Il polpo alla pignata, meglio noto come “purpu alla pignata”, è uno dei piatti più celebri del Salento, che affonda le sue origini nella tradizione popolare del luogo. Una pietanza semplice e gustosa, che va preparata attenendosi scrupolosamente alle indicazioni della ricetta originale.
Il polpo alla pignata: una leccornia da non perdere
Il polpo è una delle specie ittiche più apprezzate in Puglia, nonché uno degli ingredienti più famosi della cucina salentina.
La pignata è il classico recipiente in terracotta nel quale in passato si cuocevano le pietanze e che ancora oggi rappresenta il non plus ultra per la cottura delle carni e del pesce. E il motivo principale sta nello spessore del fondo e delle pareti, che rendono questo recipiente perfetto per la cottura su fiamma viva.
Il polpo alla pignata è una ricetta antica, che prevede la cottura del polpo nella salsa di pomodoro, dopo averlo pulito e tagliato in pezzi di piccole dimensioni. In un secondo momento, vanno aggiunti aromi quali il sedano e la cipolla, quindi anche carote e patate. Come recita un celebre detto, il polpo si cuoce nella sua stessa acqua: ciò significa che non è necessario aggiungere nessun altro liquido in fase di preparazione.

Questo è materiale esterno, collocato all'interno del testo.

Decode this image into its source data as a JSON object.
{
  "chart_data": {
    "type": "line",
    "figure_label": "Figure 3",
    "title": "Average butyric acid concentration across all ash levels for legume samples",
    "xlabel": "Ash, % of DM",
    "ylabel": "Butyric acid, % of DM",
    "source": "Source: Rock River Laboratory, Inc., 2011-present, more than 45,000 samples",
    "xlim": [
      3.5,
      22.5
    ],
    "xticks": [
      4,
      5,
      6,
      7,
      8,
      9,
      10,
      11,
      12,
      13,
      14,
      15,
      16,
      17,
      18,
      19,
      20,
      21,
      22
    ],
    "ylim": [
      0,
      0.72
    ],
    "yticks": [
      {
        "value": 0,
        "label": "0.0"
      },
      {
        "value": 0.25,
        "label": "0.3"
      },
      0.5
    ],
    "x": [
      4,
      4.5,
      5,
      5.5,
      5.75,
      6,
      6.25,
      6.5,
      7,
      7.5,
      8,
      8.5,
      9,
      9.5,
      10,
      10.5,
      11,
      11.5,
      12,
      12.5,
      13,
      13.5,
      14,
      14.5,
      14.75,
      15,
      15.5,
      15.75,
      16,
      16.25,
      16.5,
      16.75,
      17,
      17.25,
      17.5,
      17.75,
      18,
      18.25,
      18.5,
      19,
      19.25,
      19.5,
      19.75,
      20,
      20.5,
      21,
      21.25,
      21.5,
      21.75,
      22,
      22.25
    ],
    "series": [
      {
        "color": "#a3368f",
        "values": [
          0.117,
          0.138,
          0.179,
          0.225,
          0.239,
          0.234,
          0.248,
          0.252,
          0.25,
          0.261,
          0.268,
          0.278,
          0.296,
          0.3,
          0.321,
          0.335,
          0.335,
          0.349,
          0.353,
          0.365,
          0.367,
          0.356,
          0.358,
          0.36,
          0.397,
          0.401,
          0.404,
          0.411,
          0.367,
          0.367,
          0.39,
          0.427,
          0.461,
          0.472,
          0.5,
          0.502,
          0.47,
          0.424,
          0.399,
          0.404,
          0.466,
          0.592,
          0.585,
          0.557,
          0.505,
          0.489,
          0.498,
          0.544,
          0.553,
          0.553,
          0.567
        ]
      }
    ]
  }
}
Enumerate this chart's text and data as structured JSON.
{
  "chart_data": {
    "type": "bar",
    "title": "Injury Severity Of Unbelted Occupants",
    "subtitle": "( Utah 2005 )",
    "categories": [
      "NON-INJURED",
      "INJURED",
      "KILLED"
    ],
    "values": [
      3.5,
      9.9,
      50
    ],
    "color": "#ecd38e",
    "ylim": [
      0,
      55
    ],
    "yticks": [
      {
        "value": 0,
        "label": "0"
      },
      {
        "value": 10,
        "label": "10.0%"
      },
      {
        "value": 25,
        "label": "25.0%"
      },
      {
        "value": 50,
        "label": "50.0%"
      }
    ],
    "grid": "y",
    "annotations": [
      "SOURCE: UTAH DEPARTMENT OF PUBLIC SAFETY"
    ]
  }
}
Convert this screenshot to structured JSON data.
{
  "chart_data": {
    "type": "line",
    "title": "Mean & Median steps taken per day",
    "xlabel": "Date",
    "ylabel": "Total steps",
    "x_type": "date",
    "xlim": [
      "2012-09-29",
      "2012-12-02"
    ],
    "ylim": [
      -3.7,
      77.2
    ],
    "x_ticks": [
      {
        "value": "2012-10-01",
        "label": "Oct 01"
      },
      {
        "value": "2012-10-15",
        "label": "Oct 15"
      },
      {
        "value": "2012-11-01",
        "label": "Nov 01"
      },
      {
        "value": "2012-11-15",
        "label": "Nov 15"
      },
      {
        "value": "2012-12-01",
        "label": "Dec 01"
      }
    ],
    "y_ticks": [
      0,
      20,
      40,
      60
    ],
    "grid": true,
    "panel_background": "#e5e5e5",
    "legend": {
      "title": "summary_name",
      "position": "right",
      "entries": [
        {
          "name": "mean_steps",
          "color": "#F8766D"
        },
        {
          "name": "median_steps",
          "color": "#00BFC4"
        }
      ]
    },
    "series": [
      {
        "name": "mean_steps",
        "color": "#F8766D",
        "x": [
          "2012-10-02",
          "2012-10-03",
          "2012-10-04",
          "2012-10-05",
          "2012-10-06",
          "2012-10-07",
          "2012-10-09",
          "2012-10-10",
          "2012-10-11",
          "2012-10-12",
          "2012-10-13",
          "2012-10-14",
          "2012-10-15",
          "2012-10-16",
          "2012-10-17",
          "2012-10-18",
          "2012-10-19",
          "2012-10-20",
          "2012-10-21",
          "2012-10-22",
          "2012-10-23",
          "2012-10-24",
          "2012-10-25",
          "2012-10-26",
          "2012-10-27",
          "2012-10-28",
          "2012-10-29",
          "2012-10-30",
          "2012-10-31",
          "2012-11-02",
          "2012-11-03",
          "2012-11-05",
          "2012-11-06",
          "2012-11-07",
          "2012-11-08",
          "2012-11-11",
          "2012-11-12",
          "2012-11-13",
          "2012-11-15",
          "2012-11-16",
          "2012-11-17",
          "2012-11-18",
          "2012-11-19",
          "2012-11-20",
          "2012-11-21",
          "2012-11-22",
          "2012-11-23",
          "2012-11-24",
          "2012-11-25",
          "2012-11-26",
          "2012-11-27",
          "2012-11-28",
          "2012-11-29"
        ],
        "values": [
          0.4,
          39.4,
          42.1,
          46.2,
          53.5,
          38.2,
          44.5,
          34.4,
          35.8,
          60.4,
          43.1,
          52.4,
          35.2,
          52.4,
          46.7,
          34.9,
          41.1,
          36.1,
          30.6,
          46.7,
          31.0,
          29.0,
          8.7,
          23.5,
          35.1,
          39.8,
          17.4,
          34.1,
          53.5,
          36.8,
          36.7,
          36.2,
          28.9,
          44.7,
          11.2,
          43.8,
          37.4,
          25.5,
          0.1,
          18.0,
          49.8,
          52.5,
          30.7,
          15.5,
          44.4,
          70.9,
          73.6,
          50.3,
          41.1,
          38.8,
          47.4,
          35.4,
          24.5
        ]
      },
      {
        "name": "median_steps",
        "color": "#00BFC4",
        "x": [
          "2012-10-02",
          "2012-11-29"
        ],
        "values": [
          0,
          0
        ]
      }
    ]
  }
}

Sarà l'acqua rilasciata dal polpo stesso a rendere morbide e succulente le sue carni.
Ma scopriamo di più su come preparare questa prelibata pietanza!
La ricetta originale
Ingredienti
Per gustare del polpo alla pignata fatto a regola d'arte bisogna procurarsi:
- un polpo di circa un kg,
- 400 g di pomodorini rossi o gialli,
- due patate,
- due spicchi d'aglio,
- un porro,
- mezzo bicchiere di vino bianco,
- peperoncino,
- prezzemolo quanto basta.
Inoltre, a fine cottura, un filo d'olio extravergine d'oliva contribuirà a rendere il tutto ancora più saporito. Ovviamente, ogni ingrediente andrà aggiunto rispettando i tempi dettati dalla ricetta originale.
Preparazione
Il primo step fondamentale per preparare un polpo da leccarsi i baffi è ammorbidire le sue carni. Per farlo, i pescatori sono abituati a batterlo sugli scogli; a casa, invece, è più semplice lasciare il pescato in congelatore per un giorno. Il ghiaccio, infatti, aiuta a sfibrare le carni e a renderle più tenere e saporite.
Successivamente, bisognerà tagliare il polpo in piccoli pezzi, quindi versarli tutti all'interno del recipiente, insieme ai vari aromi. Il polpo va cotto a fuoco lento, coprendo la pignata con un coperchio, in modo da evitare un'eccessiva evaporazione dei liquidi.
Non appena il polpo avrà cambiato colore diventando rosa, sarà necessario aggiungere il vino e farlo cuocere per un'altra ora. A fine cottura, per tirare il sugo e renderlo più saporito, è possibile sollevare il coperchio e tenere la fiamma alta per qualche minuto.
Il segreto per capire quando il polpo è cotto? Sarà pronto non appena sarà facile da afferrare con la forchetta. Il polpo alla pignata va servito con aggiunta di crostini di pane oppure insieme a qualche fetta di pane tostato.